Il ignorait que Dreyfus avait pris copie de sa lettre à Mercier et qu’il avait écrit à Demange pour lui raconter, le soir même, son entretien avec Du Paty[1].

Lucie Dreyfus fut très émue du discours de Cavaignac. Elle me raconta la visite de Du Paty à son mari, me montra une copie des lettres de Dreyfus à Demange et à Mercier. Tout s’éclairait. Aux preuves morales que Dreyfus n’avait pu s’accuser d’un crime dont il était innocent, s’ajoutait maintenant une preuve matérielle, l’explication simple, lumineuse, des propos mal compris ou mal rapportés par Lebrun-Renaud.

J’écrivis une lettre publique de Mme Dreyfus à Cavaignac, avec le récit complet de ces incidents[2].

Cavaignac, surpris, mais toujours confiant dans la parole des généraux, interrogea Boisdeffre et Gonse qui lui confirmèrent leurs précédentes confidences, mais ajoutèrent que le document « contemporain » était chez Billot. C’est ce que Cavaignac répondit sèchement à Mme Dreyfus[3]. « Ce témoignage écrit est entre les mains de M. le Ministre de la Guerre. » Mais quel témoignage ? Et de qui ? Il ne le dit pas.

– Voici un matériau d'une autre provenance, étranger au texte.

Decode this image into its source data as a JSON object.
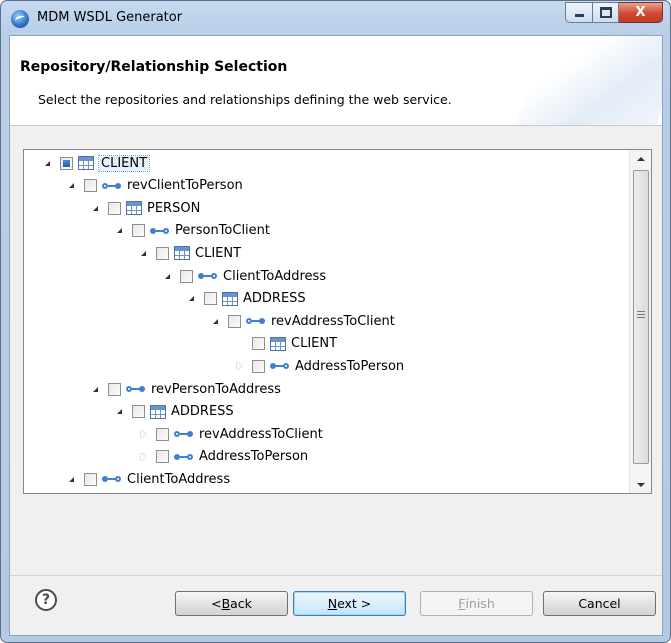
{
  "window": {
    "title": "MDM WSDL Generator",
    "icons": {
      "app": "mdm-app-icon",
      "minimize": "minimize-icon",
      "maximize": "maximize-icon",
      "close": "close-icon"
    },
    "close_glyph": "X"
  },
  "header": {
    "title": "Repository/Relationship Selection",
    "description": "Select the repositories and relationships defining the web service."
  },
  "tree": {
    "rows": [
      {
        "label": "CLIENT",
        "type": "table",
        "expander": "open",
        "check": "partial",
        "selected": true
      },
      {
        "label": "revClientToPerson",
        "type": "rel-rev",
        "expander": "open",
        "check": "unchecked"
      },
      {
        "label": "PERSON",
        "type": "table",
        "expander": "open",
        "check": "unchecked"
      },
      {
        "label": "PersonToClient",
        "type": "rel-fwd",
        "expander": "open",
        "check": "unchecked"
      },
      {
        "label": "CLIENT",
        "type": "table",
        "expander": "open",
        "check": "unchecked"
      },
      {
        "label": "ClientToAddress",
        "type": "rel-fwd",
        "expander": "open",
        "check": "unchecked"
      },
      {
        "label": "ADDRESS",
        "type": "table",
        "expander": "open",
        "check": "unchecked"
      },
      {
        "label": "revAddressToClient",
        "type": "rel-rev",
        "expander": "open",
        "check": "unchecked"
      },
      {
        "label": "CLIENT",
        "type": "table",
        "expander": "none",
        "check": "unchecked"
      },
      {
        "label": "AddressToPerson",
        "type": "rel-fwd",
        "expander": "closed",
        "check": "unchecked"
      },
      {
        "label": "revPersonToAddress",
        "type": "rel-rev",
        "expander": "open",
        "check": "unchecked"
      },
      {
        "label": "ADDRESS",
        "type": "table",
        "expander": "open",
        "check": "unchecked"
      },
      {
        "label": "revAddressToClient",
        "type": "rel-rev",
        "expander": "closed",
        "check": "unchecked"
      },
      {
        "label": "AddressToPerson",
        "type": "rel-fwd",
        "expander": "closed",
        "check": "unchecked"
      },
      {
        "label": "ClientToAddress",
        "type": "rel-fwd",
        "expander": "open",
        "check": "unchecked"
      }
    ],
    "scrollbar_position": 0.0
  },
  "footer": {
    "help_glyph": "?",
    "back": {
      "mnemonic": "B",
      "rest": "ack",
      "prefix": "< "
    },
    "next": {
      "mnemonic": "N",
      "rest": "ext >"
    },
    "finish": {
      "mnemonic": "F",
      "rest": "inish"
    },
    "cancel": "Cancel"
  }
}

  1. Cass., III, 534, 536.
  2. 14 janvier 1898. — Mme Dreyfus donnait le texte complet de la lettre de Dreyfus à Mercier : « Cette lettre figure au dossier du ministère de la Guerre : vous deviez la connaître ; elle aurait dû vous empêcher de porter à la tribune de la Chambre l’assertion que vous y avez portée Et c’est le lendemain du jour où il écrivait cette lettre que mon mari aurait fait l’aveu que vous avez présenté à la Chambre, comme la preuve de la culpabilité d’un martyr, d’un innocent ! La démarche de M. Du Paty de Clam prouve que, jusqu’à la fin, le général Mercier a eu des doutes sur la culpabilité de l’homme qu’il n’avait pu faire condamner qu’en violant la loi et qu’en trompant les officiers du conseil de guerre. La lettre authentique de mon mari dément le propos qui lui a été prêté. »
  3. 15 janvier : « Je suis obligé de vous dire que vous vous trompez. Ce témoignage écrit… etc. — Cavaignac ne dit pas encore qu’il l’a vu.